The average investors should allocate roughly 80% of their investable assets into low-cost ETFs and index funds. Time in the market and continuous dollar cost averaging are much more important than trying to pick the next hot stock.
I’ve worked in the Equities department of two major Wall Street banks since 1999, and I’ve seen three boom and bust cycles. The people who got taken out on a stretcher were the ones who bought stock on margin and panic sold. The people who are now seeing record high portfolio values are those who stuck with investing for the long term.
For the rest of the 20%, you can try to invest in actively run mutual funds and pick stocks. Picking home run stocks is the only way to really outperform. Just know that the long-term track record of outperformance is not very good.

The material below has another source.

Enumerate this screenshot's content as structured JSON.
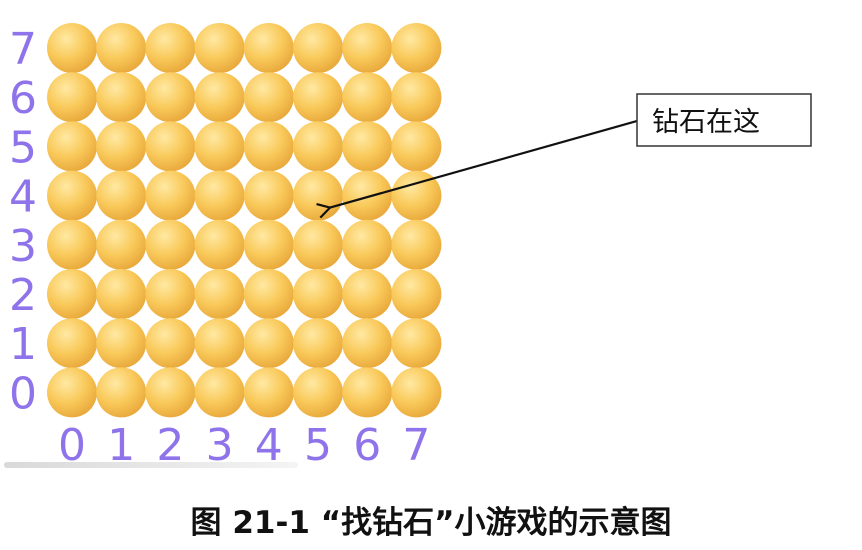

When I was 22, I bet almost my entire liquid savings at the time on a stock called VCSY. Within six months, my position went from $3,100 to almost $200,000 due to the craziness for internet stocks at the time.
I sold the stock at around $150,000 and parlayed the proceeds into a downpayment for a $580,000 property in San Francisco a couple years later that is now worth $1,200,000.
By the age of 28, I became a millionaire due to aggressive savings and investing. Now at the age of 40, I’m worth over $10,000,000 and earn roughly $250,000 a year in passive income. You can’t get wealthy by just being a scrooge. You’ve got to own assets that appreciate over time!